Kejagung Dalami Stafsus Nadiem di Kasus Laptop Chromebook

Admin

23/06/2025

2
Min Read

On This Post

Kejaksaan Agung (Kejagung) tengah fokus mendalami dugaan keterlibatan Fiona Handayani (FH), yang dahulu menjabat sebagai Staf Khusus Mendikbudristek di era kepemimpinan Nadiem Makarim, terkait dengan kasus korupsi yang mencuat dalam pengadaan laptop Chromebook di Kemendikbudristek pada periode 2019-2022. Pertanyaan mendasar, apa sebenarnya yang sedang dieksplorasi Kejagung dari keterangan Fiona?

Kapuspenkum Kejagung, Harli Siregar, menyampaikan bahwa pihaknya secara intensif terus menelusuri peran sentral Fiona dalam tim teknologi. Hal ini termasuk menyoroti dugaan kontribusi Fiona yang memberikan berbagai masukan penting dalam proses pengadaan laptop untuk program digitalisasi pendidikan yang menelan anggaran fantastis, mencapai Rp 9,9 triliun.
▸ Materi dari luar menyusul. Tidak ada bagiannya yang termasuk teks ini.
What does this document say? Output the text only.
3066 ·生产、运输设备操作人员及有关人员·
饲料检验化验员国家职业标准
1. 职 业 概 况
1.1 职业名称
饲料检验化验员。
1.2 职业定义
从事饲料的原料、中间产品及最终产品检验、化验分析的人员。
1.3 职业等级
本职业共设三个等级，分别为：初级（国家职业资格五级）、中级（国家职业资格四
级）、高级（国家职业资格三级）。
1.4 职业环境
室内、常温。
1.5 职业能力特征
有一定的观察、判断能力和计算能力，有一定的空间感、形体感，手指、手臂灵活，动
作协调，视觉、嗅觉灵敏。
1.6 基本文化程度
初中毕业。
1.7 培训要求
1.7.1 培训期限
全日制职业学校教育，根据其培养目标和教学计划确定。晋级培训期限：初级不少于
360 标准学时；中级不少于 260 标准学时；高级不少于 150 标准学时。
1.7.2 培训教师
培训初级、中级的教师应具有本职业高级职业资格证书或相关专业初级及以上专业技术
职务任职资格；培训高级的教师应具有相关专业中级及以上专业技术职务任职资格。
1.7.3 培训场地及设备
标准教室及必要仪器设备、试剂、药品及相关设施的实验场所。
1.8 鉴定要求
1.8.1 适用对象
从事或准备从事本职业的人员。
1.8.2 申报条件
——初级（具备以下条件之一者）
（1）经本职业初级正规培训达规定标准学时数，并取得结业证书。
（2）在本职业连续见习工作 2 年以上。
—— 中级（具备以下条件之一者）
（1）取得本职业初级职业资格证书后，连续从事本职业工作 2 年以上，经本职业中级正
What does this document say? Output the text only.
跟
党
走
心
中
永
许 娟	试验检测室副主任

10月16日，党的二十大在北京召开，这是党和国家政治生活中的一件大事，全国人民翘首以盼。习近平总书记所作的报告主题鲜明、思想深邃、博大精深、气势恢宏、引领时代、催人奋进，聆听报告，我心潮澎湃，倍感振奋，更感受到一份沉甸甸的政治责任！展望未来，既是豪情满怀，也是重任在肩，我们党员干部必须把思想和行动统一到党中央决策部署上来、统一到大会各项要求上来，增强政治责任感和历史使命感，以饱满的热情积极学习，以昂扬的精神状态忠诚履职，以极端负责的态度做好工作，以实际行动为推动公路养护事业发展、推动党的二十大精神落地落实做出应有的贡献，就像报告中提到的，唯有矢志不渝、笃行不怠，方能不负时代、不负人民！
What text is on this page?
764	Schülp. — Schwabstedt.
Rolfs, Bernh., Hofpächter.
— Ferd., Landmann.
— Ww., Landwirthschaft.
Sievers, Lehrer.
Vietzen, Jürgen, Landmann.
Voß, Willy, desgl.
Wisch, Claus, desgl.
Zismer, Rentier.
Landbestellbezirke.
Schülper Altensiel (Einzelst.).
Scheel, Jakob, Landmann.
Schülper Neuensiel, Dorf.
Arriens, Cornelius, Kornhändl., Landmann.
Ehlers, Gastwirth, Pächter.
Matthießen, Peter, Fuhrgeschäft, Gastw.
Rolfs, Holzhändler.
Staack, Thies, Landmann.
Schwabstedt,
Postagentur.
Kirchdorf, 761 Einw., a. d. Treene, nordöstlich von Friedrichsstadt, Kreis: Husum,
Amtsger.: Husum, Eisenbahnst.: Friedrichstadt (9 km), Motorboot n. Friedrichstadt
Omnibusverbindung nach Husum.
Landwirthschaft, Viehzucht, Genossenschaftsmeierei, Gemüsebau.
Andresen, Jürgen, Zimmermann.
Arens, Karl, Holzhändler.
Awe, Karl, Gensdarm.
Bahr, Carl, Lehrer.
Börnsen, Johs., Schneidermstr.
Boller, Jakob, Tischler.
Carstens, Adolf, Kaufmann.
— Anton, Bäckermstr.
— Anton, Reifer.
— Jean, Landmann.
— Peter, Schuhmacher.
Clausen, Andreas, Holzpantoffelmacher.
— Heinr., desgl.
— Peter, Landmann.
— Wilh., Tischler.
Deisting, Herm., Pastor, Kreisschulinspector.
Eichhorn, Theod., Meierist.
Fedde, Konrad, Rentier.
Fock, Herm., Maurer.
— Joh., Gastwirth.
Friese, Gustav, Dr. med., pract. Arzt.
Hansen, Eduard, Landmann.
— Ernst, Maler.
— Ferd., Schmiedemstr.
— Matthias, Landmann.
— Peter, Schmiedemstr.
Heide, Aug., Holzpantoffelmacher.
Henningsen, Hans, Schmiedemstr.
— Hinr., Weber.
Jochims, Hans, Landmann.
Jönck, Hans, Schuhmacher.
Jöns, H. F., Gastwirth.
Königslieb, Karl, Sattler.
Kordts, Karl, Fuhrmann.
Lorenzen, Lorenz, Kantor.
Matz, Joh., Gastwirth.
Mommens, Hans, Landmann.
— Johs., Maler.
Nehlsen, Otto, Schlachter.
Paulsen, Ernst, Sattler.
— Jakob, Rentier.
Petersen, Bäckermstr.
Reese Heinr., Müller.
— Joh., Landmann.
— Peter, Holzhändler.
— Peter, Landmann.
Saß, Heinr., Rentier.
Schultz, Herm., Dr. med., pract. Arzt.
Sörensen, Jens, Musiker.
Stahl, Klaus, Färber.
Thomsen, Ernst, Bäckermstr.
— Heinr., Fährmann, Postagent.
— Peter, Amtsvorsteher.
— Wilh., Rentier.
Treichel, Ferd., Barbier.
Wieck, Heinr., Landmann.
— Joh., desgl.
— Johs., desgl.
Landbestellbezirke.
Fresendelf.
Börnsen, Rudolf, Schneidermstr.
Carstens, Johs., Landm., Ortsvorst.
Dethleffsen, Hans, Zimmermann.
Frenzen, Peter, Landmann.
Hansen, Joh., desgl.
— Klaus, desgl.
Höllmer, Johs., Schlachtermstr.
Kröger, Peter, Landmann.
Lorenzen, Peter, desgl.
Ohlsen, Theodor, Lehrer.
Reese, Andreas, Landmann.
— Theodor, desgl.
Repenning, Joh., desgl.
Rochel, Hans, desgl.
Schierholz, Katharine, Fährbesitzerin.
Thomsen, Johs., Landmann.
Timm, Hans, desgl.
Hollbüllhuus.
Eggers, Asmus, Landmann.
"Inilah yang menjadi fokus utama pertanyaan penyidik, bagaimana mungkin seorang staf khusus memiliki peran aktif dalam memberikan masukan terkait pengadaan Chromebook ini," ujar Harli kepada awak media di Kompleks Kejagung, Jakarta Selatan, pada Selasa (10/6/2025).

"Oleh sebab itu, penyidik akan terus menginvestigasi secara mendalam bagaimana korelasi antara jabatan stafsus dengan keterlibatannya dalam proyek ini," imbuhnya.

Dijelaskan oleh Harli, saat ini penyidik sedang dalam proses membaca, mengkaji, dan menganalisis barang bukti elektronik (BBE) yang berkaitan erat dengan perkara tersebut. BBE ini, menurut Harli, akan menjadi landasan penting bagi penyidik dalam melakukan pemeriksaan terhadap Fiona.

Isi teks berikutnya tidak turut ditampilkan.